What can patient education managers look forward to addressing in 2010?
Mercurio says that at least in cancer education, there is a move to integrate patient education with psychosocial services, such as clinical social work, psychiatry, palliative care, and spiritual care.
Moyer says that with the new linguistic and cultural standards coming from The Joint Commission, based in Oakbrook Terrace, IL, there is an increased awareness to provide content to patients in a way they can easily understand. As a result, patient education managers are being consulted on plain language writing for documents throughout the health systems.
In addition, Moyer says there will be an increased need to deliver patient education resources through web portals so patients can review content before and after their physician's visit, surgery, or treatment.
Functional health literacy is a focus, says London. Also health disparities, or the differences in health services people from different patient populations receive, which result in different health outcomes, she adds.

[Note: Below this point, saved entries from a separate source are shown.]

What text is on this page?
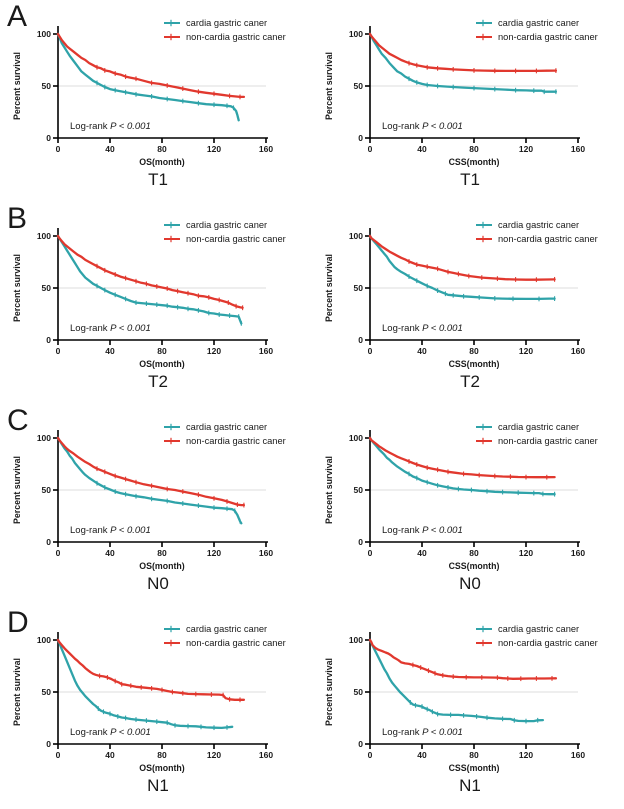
A
0
50
100
0	40	80	120	160
OS(month)
Percent survival
cardia gastric caner
non-cardia gastric caner
Log-rank P < 0.001
T1
0
50
100
0	40	80	120	160
CSS(month)
Percent survival
cardia gastric caner
non-cardia gastric caner
Log-rank P < 0.001
T1
B
0
50
100
0	40	80	120	160
OS(month)
Percent survival
cardia gastric caner
non-cardia gastric caner
Log-rank P < 0.001
T2
0
50
100
0	40	80	120	160
CSS(month)
Percent survival
cardia gastric caner
non-cardia gastric caner
Log-rank P < 0.001
T2
C
0
50
100
0	40	80	120	160
OS(month)
Percent survival
cardia gastric caner
non-cardia gastric caner
Log-rank P < 0.001
N0
0
50
100
0	40	80	120	160
CSS(month)
Percent survival
cardia gastric caner
non-cardia gastric caner
Log-rank P < 0.001
N0
D
0
50
100
0	40	80	120	160
OS(month)
Percent survival
cardia gastric caner
non-cardia gastric caner
Log-rank P < 0.001
N1
0
50
100
0	40	80	120	160
CSS(month)
Percent survival
cardia gastric caner
non-cardia gastric caner
Log-rank P < 0.001
N1
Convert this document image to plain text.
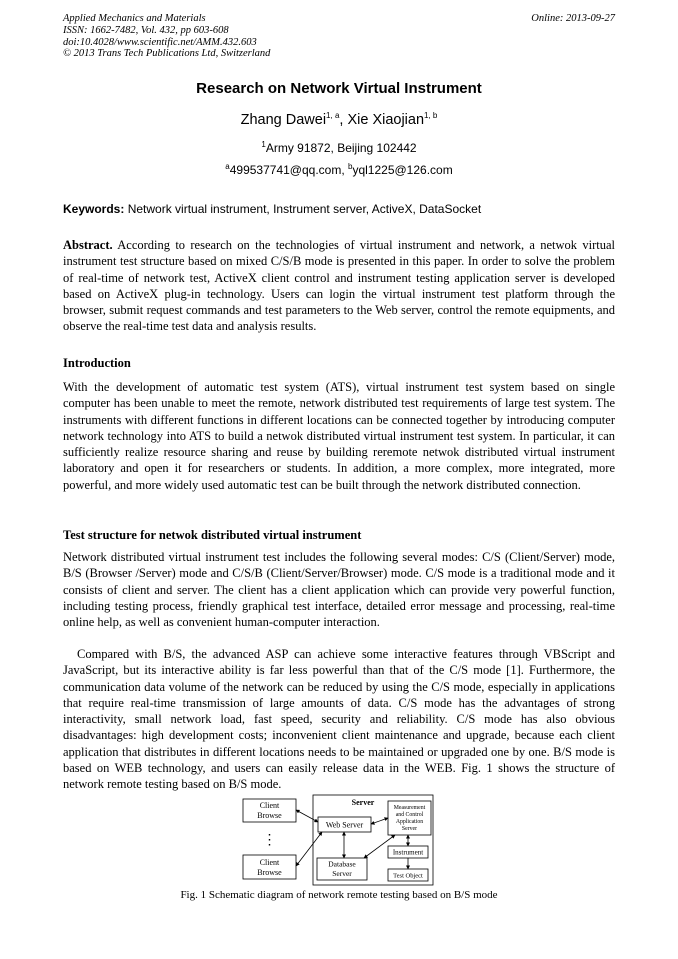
Applied Mechanics and Materials
ISSN: 1662-7482, Vol. 432, pp 603-608
doi:10.4028/www.scientific.net/AMM.432.603
© 2013 Trans Tech Publications Ltd, Switzerland
Online: 2013-09-27
Research on Network Virtual Instrument
Zhang Dawei$^{1, a}$, Xie Xiaojian$^{1, b}$
$^1$Army 91872, Beijing 102442
$^a$499537741@qq.com, $^b$yql1225@126.com
Keywords: Network virtual instrument, Instrument server, ActiveX, DataSocket
Abstract. According to research on the technologies of virtual instrument and network, a netwok virtual instrument test structure based on mixed C/S/B mode is presented in this paper. In order to solve the problem of real-time of network test, ActiveX client control and instrument testing application server is developed based on ActiveX plug-in technology. Users can login the virtual instrument test platform through the browser, submit request commands and test parameters to the Web server, control the remote equipments, and observe the real-time test data and analysis results.
Introduction
With the development of automatic test system (ATS), virtual instrument test system based on single computer has been unable to meet the remote, network distributed test requirements of large test system. The instruments with different functions in different locations can be connected together by introducing computer network technology into ATS to build a netwok distributed virtual instrument test system. In particular, it can sufficiently realize resource sharing and reuse by building reremote netwok distributed virtual instrument laboratory and open it for researchers or students. In addition, a more complex, more integrated, more powerful, and more widely used automatic test can be built through the network distributed connection.
Test structure for netwok distributed virtual instrument
Network distributed virtual instrument test includes the following several modes: C/S (Client/Server) mode, B/S (Browser /Server) mode and C/S/B (Client/Server/Browser) mode. C/S mode is a traditional mode and it consists of client and server. The client has a client application which can provide very powerful function, including testing process, friendly graphical test interface, detailed error message and processing, real-time online help, as well as convenient human-computer interaction.
Compared with B/S, the advanced ASP can achieve some interactive features through VBScript and JavaScript, but its interactive ability is far less powerful than that of the C/S mode [1]. Furthermore, the communication data volume of the network can be reduced by using the C/S mode, especially in applications that require real-time transmission of large amounts of data. C/S mode has the advantages of strong interactivity, small network load, fast speed, security and reliability. C/S mode has also obvious disadvantages: high development costs; inconvenient client maintenance and upgrade, because each client application that distributes in different locations needs to be maintained or upgraded one by one. B/S mode is based on WEB technology, and users can easily release data in the WEB. Fig. 1 shows the structure of network remote testing based on B/S mode.
Client
Browse
⋮
Client
Browse
Server
Web Server
Measurement
and Control
Application
Server
Database
Server
Instrument
Test Object
Fig. 1 Schematic diagram of network remote testing based on B/S mode
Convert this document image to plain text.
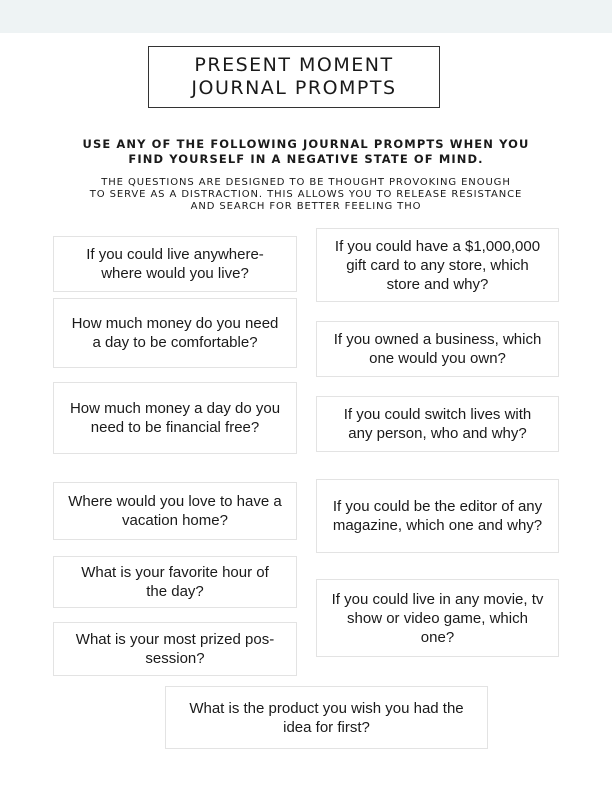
PRESENT MOMENT
JOURNAL PROMPTS
USE ANY OF THE FOLLOWING JOURNAL PROMPTS WHEN YOU
FIND YOURSELF IN A NEGATIVE STATE OF MIND.
THE QUESTIONS ARE DESIGNED TO BE THOUGHT PROVOKING ENOUGH
TO SERVE AS A DISTRACTION. THIS ALLOWS YOU TO RELEASE RESISTANCE
AND SEARCH FOR BETTER FEELING THO
If you could live anywhere-
where would you live?
How much money do you need
a day to be comfortable?
How much money a day do you
need to be financial free?
Where would you love to have a
vacation home?
What is your favorite hour of
the day?
What is your most prized pos-
session?
If you could have a $1,000,000
gift card to any store, which
store and why?
If you owned a business, which
one would you own?
If you could switch lives with
any person, who and why?
If you could be the editor of any
magazine, which one and why?
If you could live in any movie, tv
show or video game, which
one?
What is the product you wish you had the
idea for first?
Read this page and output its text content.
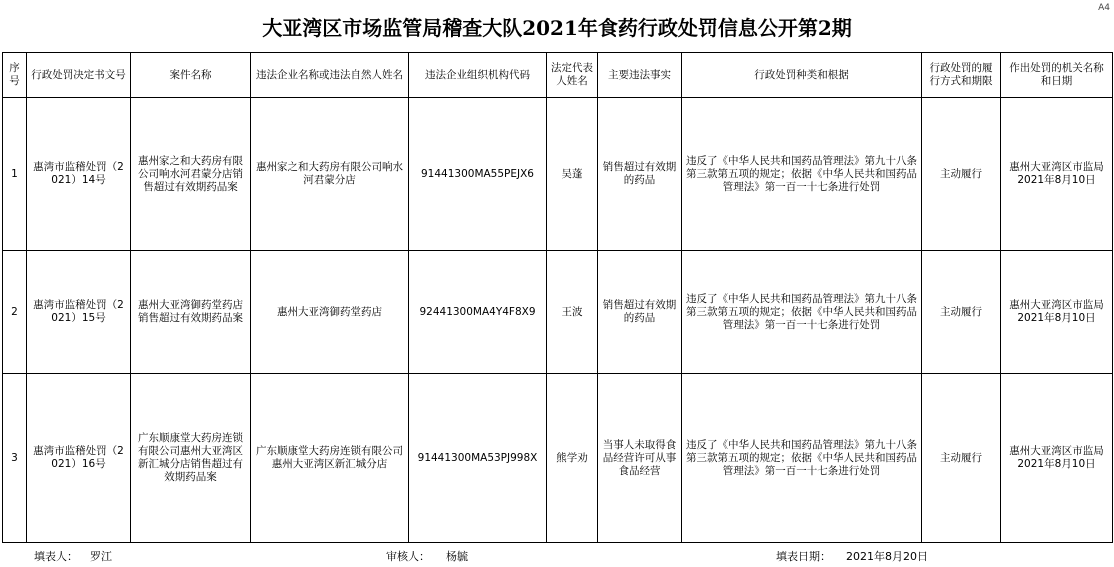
大亚湾区市场监管局稽查大队2021年食药行政处罚信息公开第2期
A4
序号	行政处罚决定书文号	案件名称	违法企业名称或违法自然人姓名	违法企业组织机构代码	法定代表人姓名	主要违法事实	行政处罚种类和根据	行政处罚的履行方式和期限	作出处罚的机关名称和日期
1	惠湾市监稽处罚（2021）14号	惠州家之和大药房有限公司响水河君蒙分店销售超过有效期药品案	惠州家之和大药房有限公司响水河君蒙分店	91441300MA55PEJX6	吴蓬	销售超过有效期的药品	违反了《中华人民共和国药品管理法》第九十八条第三款第五项的规定；依据《中华人民共和国药品管理法》第一百一十七条进行处罚	主动履行	惠州大亚湾区市监局
2021年8月10日

2	惠湾市监稽处罚（2021）15号	惠州大亚湾御药堂药店销售超过有效期药品案	惠州大亚湾御药堂药店	92441300MA4Y4F8X9	王波	销售超过有效期的药品	违反了《中华人民共和国药品管理法》第九十八条第三款第五项的规定；依据《中华人民共和国药品管理法》第一百一十七条进行处罚	主动履行	惠州大亚湾区市监局
2021年8月10日

3	惠湾市监稽处罚（2021）16号	广东顺康堂大药房连锁有限公司惠州大亚湾区新汇城分店销售超过有效期药品案	广东顺康堂大药房连锁有限公司惠州大亚湾区新汇城分店	91441300MA53PJ998X	熊学劝	当事人未取得食品经营许可从事食品经营	违反了《中华人民共和国药品管理法》第九十八条第三款第五项的规定；依据《中华人民共和国药品管理法》第一百一十七条进行处罚	主动履行	惠州大亚湾区市监局
2021年8月10日
填表人： 罗江	审核人： 杨毓	填表日期： 2021年8月20日
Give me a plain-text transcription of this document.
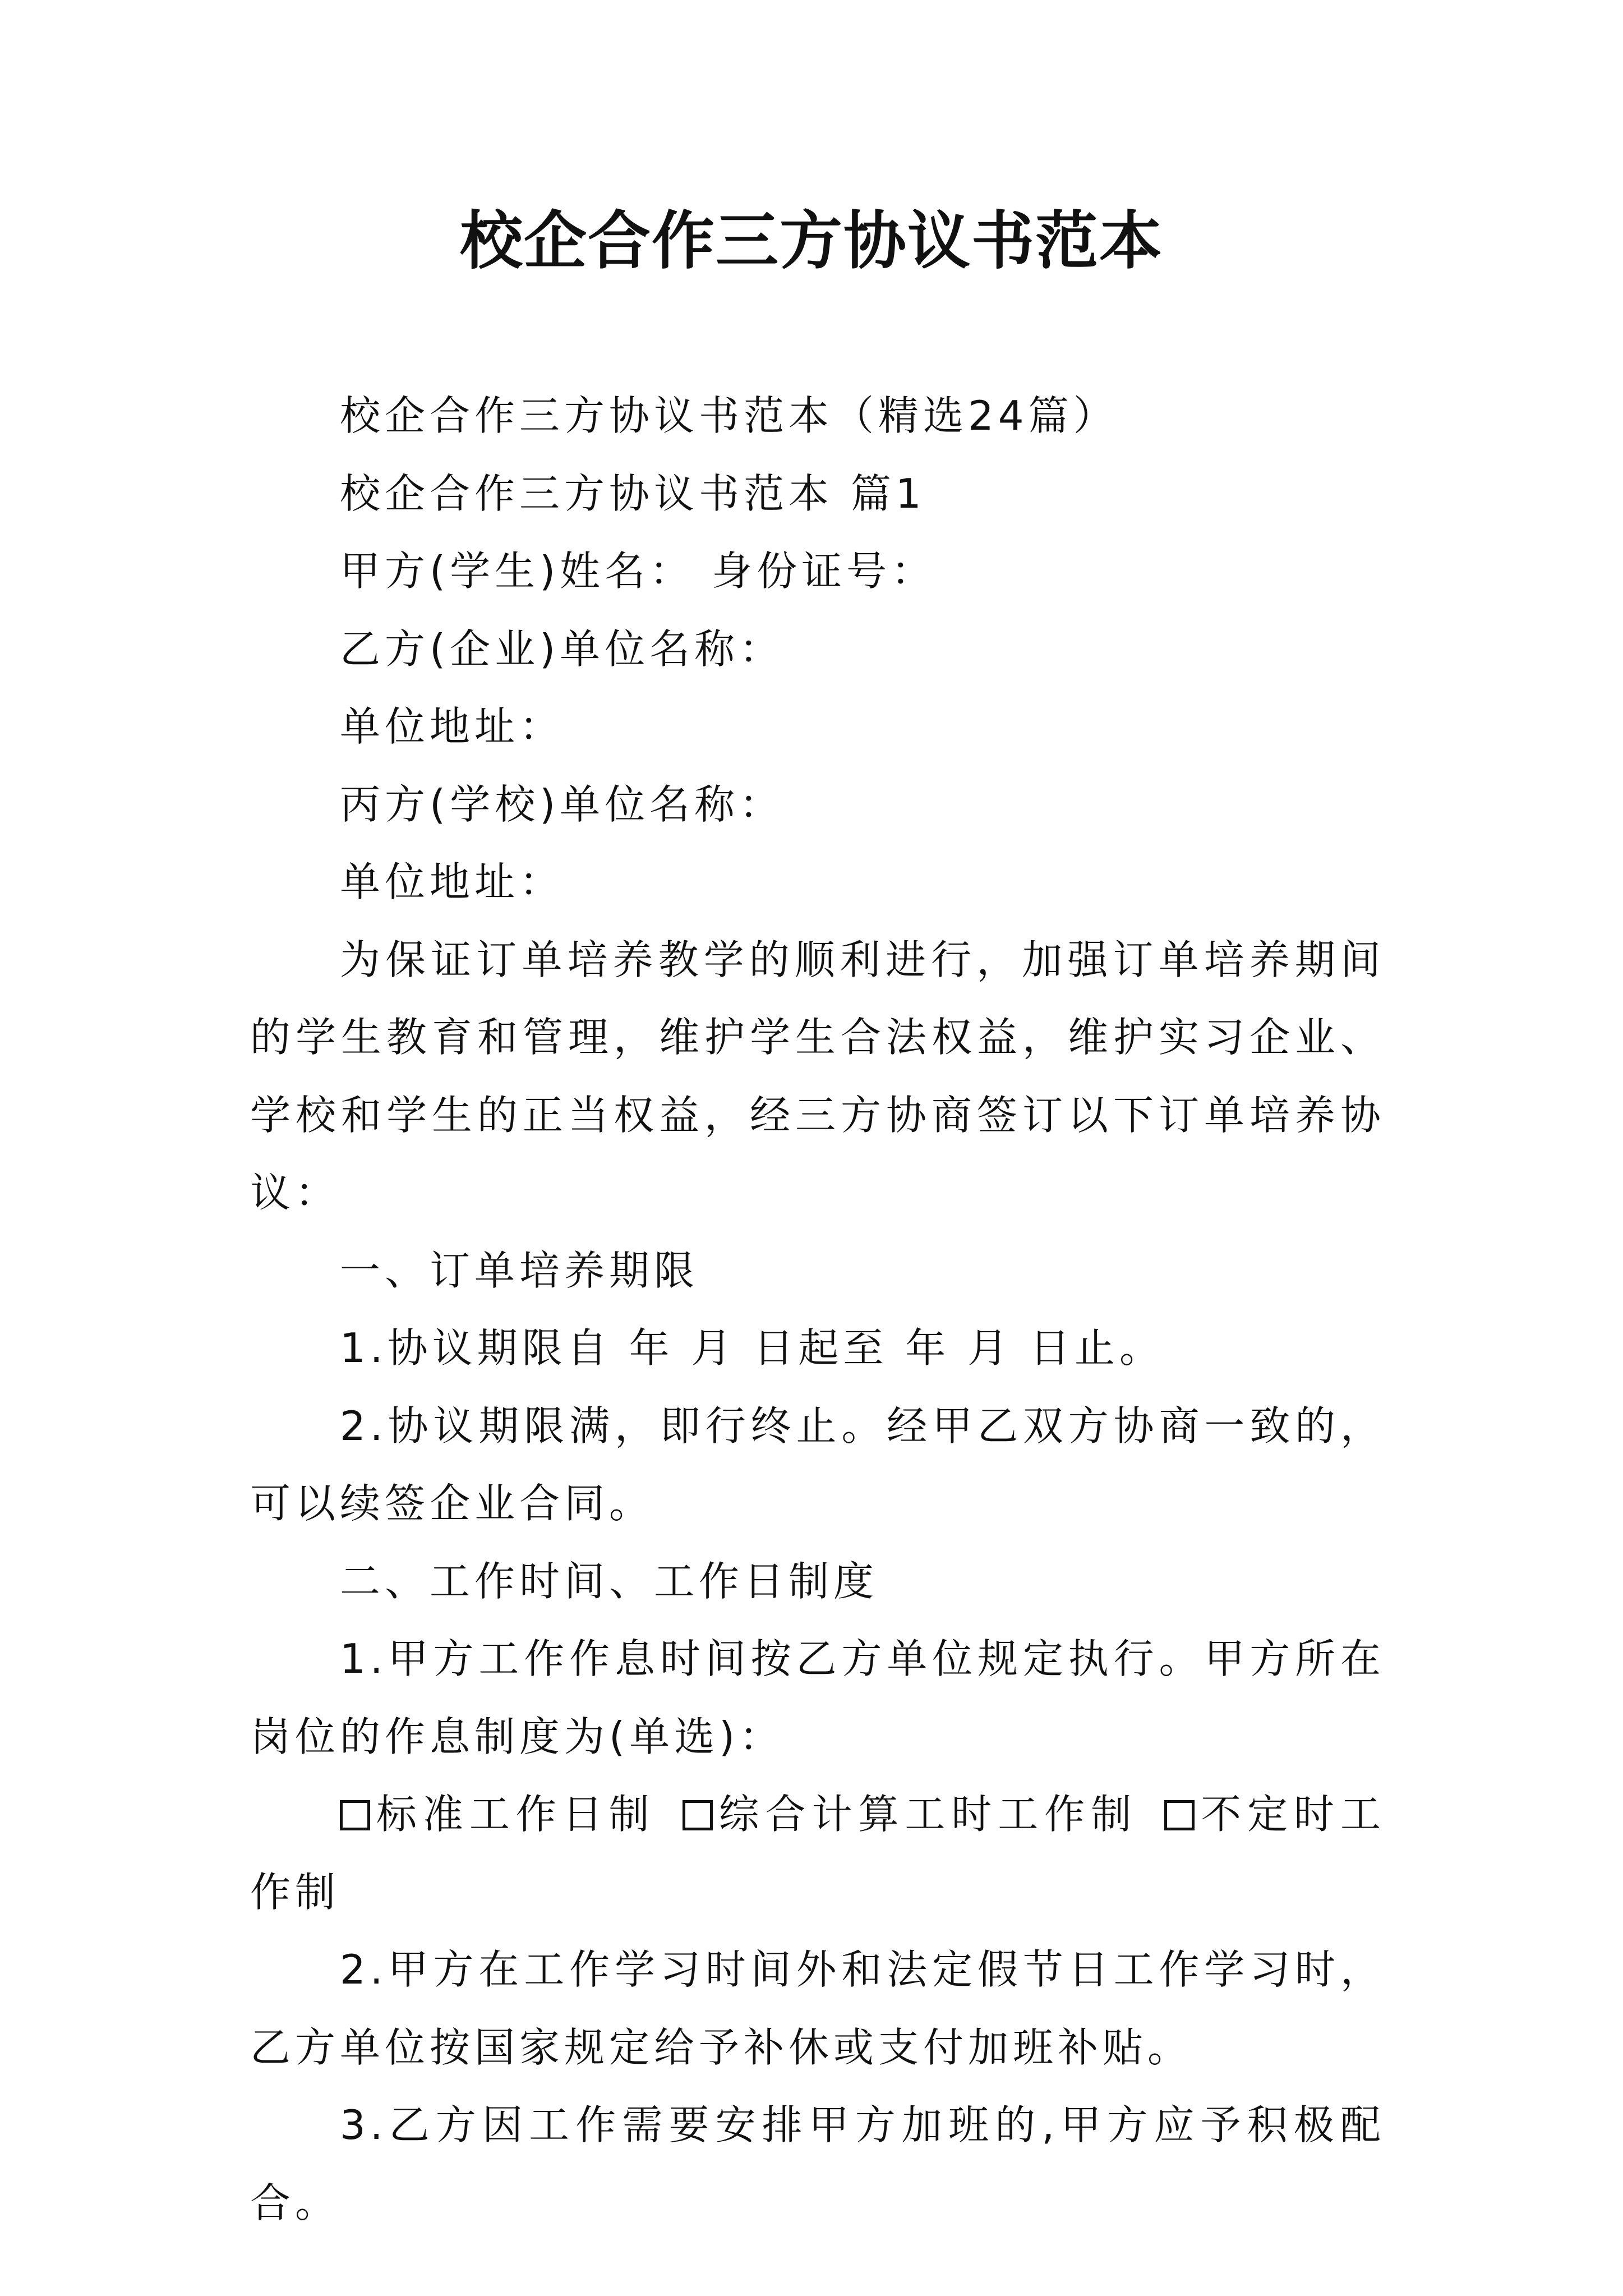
校企合作三方协议书范本

校企合作三方协议书范本（精选24篇）

校企合作三方协议书范本 篇1

甲方(学生)姓名： 身份证号：

乙方(企业)单位名称：

单位地址：

丙方(学校)单位名称：

单位地址：

为保证订单培养教学的顺利进行，加强订单培养期间的学生教育和管理，维护学生合法权益，维护实习企业、学校和学生的正当权益，经三方协商签订以下订单培养协议：

一、订单培养期限

1.协议期限自 年 月 日起至 年 月 日止。

2.协议期限满，即行终止。经甲乙双方协商一致的，可以续签企业合同。

二、工作时间、工作日制度

1.甲方工作作息时间按乙方单位规定执行。甲方所在岗位的作息制度为(单选)：

标准工作日制 综合计算工时工作制 不定时工作制

2.甲方在工作学习时间外和法定假节日工作学习时，乙方单位按国家规定给予补休或支付加班补贴。

3.乙方因工作需要安排甲方加班的,甲方应予积极配合。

People used to think health disparities were related to culture or race, but they are now finding that people who belong to different socioeconomic groups show the most disparity, explains London.
The use of technology to communicate information, such as text messages, web sites, and webinars, are also trends to watch in patient education, says London.
Patient education activities will continue to be driven by the trend toward public reporting and transparency in regard to quality, patient safety, and patient satisfaction scores, says Patyk.